Ненавижу, ах, ах, ах, как ненавижу. Это было почти веселое чувство: Свиридов все понял. Контора внушает всем чувство вины, но не этим ли занимается каждый поп, призывающий покаяться? Если не внушать нам каждую минуту, что мы грешны, – о, как мы спросили бы с этого Бога! Но мы грешны, грешны. Он успел обвинить нас прежде, чем мы его о чем-нибудь спросим. Министерство вины, вот как это должно называться; истина в вине. И два дня он прожил в этом
веселом гневе. За гневом настал период сентиментальности. Нормальная эволюция пищи, вторая стадия 
вызревания: переход из состояния борца в состояние борща, поедаемой жертвы. Вероятно, третьим будет равнодушие, «спокойствие ведомых под обух», чтобы не мешать процессу заглатывания даже слезами, молча поглотиться, не привлекая внимания прочих; стадия гнева 
нужна, чтобы объект был вкусней («когда же вследствие раздражения печень его увеличится…»), а стадия сентиментальности ласкает слух поглотителя. 

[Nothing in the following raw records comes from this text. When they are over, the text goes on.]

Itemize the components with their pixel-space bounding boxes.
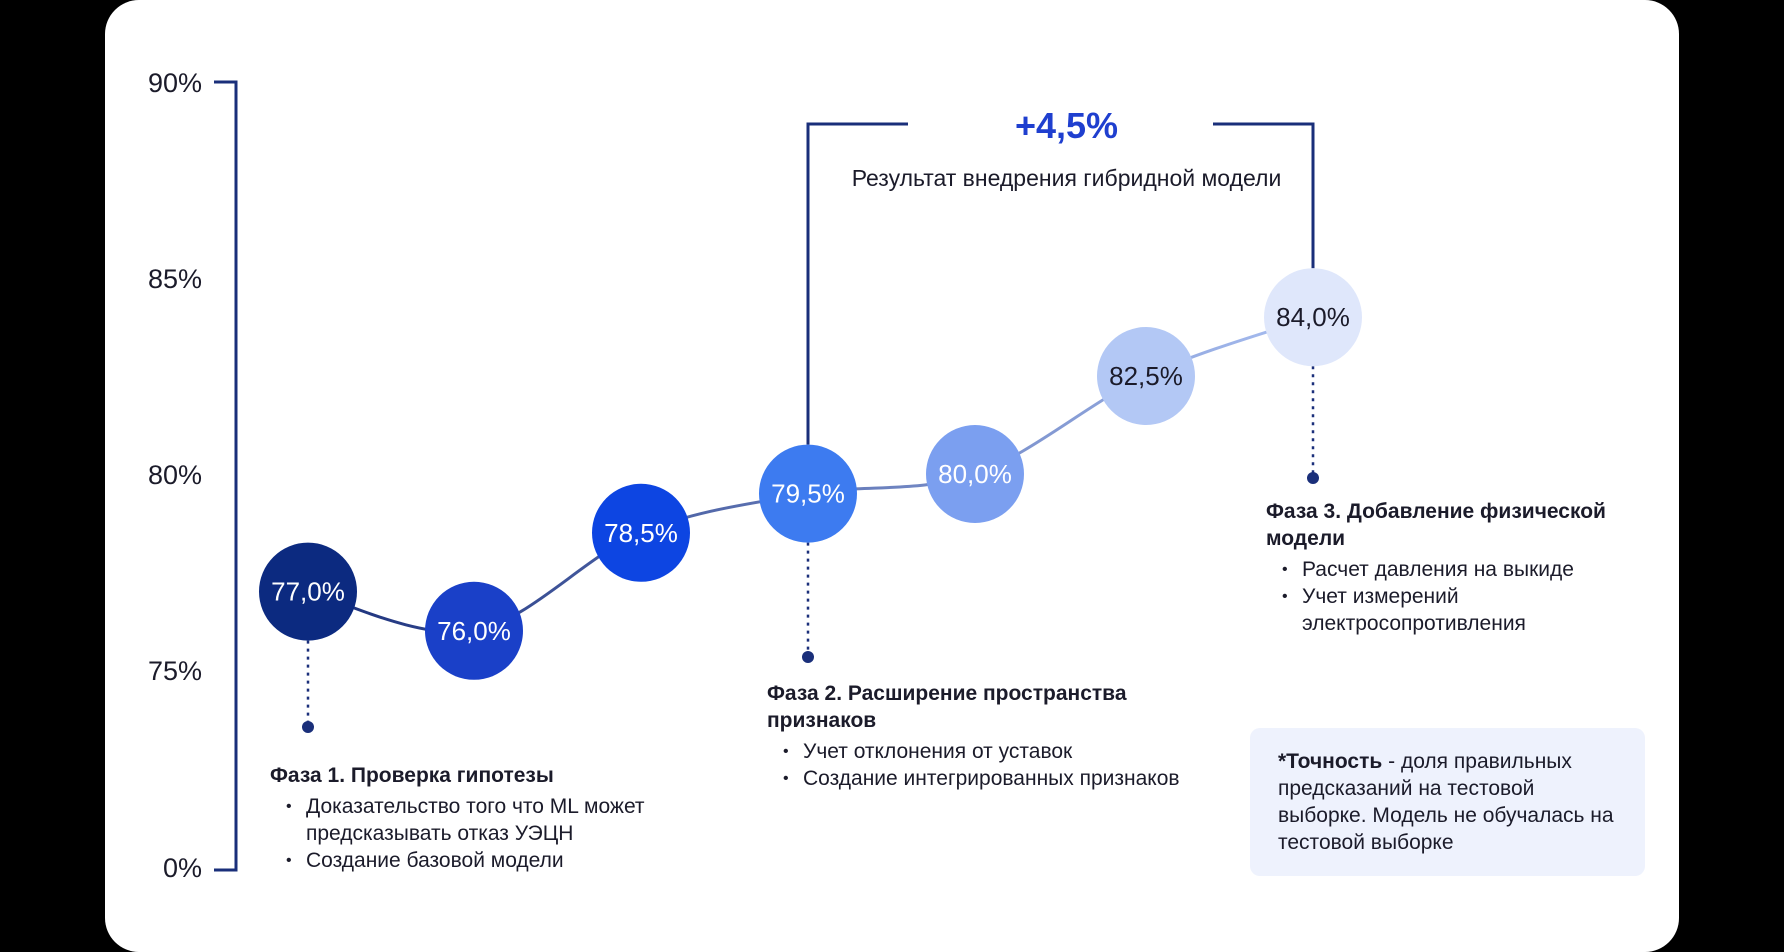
phase-3-item: Расчет давления на выкиде xyxy=(1266,556,1666,583)
phase-1-item: Создание базовой модели xyxy=(270,847,740,874)
data-label: 80,0% xyxy=(938,459,1012,489)
improvement-delta: +4,5% xyxy=(1015,105,1118,146)
phase-2-item: Создание интегрированных признаков xyxy=(767,765,1207,792)
data-point xyxy=(759,444,857,543)
data-label: 78,5% xyxy=(604,518,678,548)
data-point xyxy=(1264,268,1362,367)
phase-1-item: Доказательство того что ML может предска… xyxy=(270,793,740,847)
improvement-caption: Результат внедрения гибридной модели xyxy=(852,165,1282,191)
phase-2-item: Учет отклонения от уставок xyxy=(767,738,1207,765)
y-tick-label: 75% xyxy=(148,656,202,686)
data-point xyxy=(425,581,523,680)
y-axis-line xyxy=(214,80,238,872)
phase-2-block: Фаза 2. Расширение пространства признако… xyxy=(767,680,1207,792)
note-text: - доля правильных предсказаний на тестов… xyxy=(1278,750,1614,854)
improvement-bracket-right xyxy=(1213,122,1315,269)
phase-1-title: Фаза 1. Проверка гипотезы xyxy=(270,764,554,787)
y-tick-label: 0% xyxy=(163,853,202,883)
phase-connector-dot xyxy=(1307,472,1319,484)
data-label: 84,0% xyxy=(1276,302,1350,332)
phase-connector-dot xyxy=(802,651,814,663)
y-tick-label: 85% xyxy=(148,264,202,294)
y-tick-label: 80% xyxy=(148,460,202,490)
phase-3-block: Фаза 3. Добавление физической модели Рас… xyxy=(1266,498,1666,637)
data-label: 82,5% xyxy=(1109,361,1183,391)
note-term: *Точность xyxy=(1278,750,1383,773)
phase-3-title: Фаза 3. Добавление физической модели xyxy=(1266,500,1606,550)
accuracy-note: *Точность - доля правильных предсказаний… xyxy=(1250,728,1645,876)
data-point xyxy=(1097,327,1195,425)
improvement-bracket-left xyxy=(806,122,908,445)
y-tick-label: 90% xyxy=(148,68,202,98)
phase-1-block: Фаза 1. Проверка гипотезы Доказательство… xyxy=(270,762,740,874)
phase-connector-dot xyxy=(302,721,314,733)
phase-2-title: Фаза 2. Расширение пространства признако… xyxy=(767,682,1127,732)
phase-3-item: Учет измерений электросопротивления xyxy=(1266,583,1666,637)
data-label: 76,0% xyxy=(437,616,511,646)
data-label: 77,0% xyxy=(271,577,345,607)
data-point xyxy=(259,542,357,641)
data-point xyxy=(926,425,1024,523)
data-label: 79,5% xyxy=(771,479,845,509)
data-point xyxy=(592,483,690,582)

Свиридова самого удивляло, до какой степени он набит цитатами – и до чего ни одна из них ничему его не научила. Столько знать и ничего не сделать, проходя уже миллион раз до него пройденное и усвоенное, – 
надо было уметь, конечно. Но ведь суть не в предупреждении – если бы книги умели предупреждать, мир давно развивался 
бы вертикально. Суть в особенно ценной реакции узнавания – 
«Но сладок нам лишь узнаванья миг», как сказано в еще одной 
цитате, смысла которой он прежде не понимал. Теперь он 
опознавал все, о чем столько
раз читал и слышал, и все это 
было с ним самим, и он ясно понимал, что будет дальше, – но 
ничего не предпринимал, все глубже проваливаясь в воронку. Почему он ничего не делал? Потому что в побеге из готового сюжета было предательство, и расплата за него могла оказаться стократно страшней 
предначертанной участи. Сюжет: герою предстоит арест, он 
мучительно пытается избежать его – чтобы добегаться уже 
до гильотины. Впрочем, и вся литература по этой схеме: кто честно навстречу участи – тот еще как-то, кое-как, а кто в сторону, вбок, заячьими петлями – тому амба, не создавай проблем автору.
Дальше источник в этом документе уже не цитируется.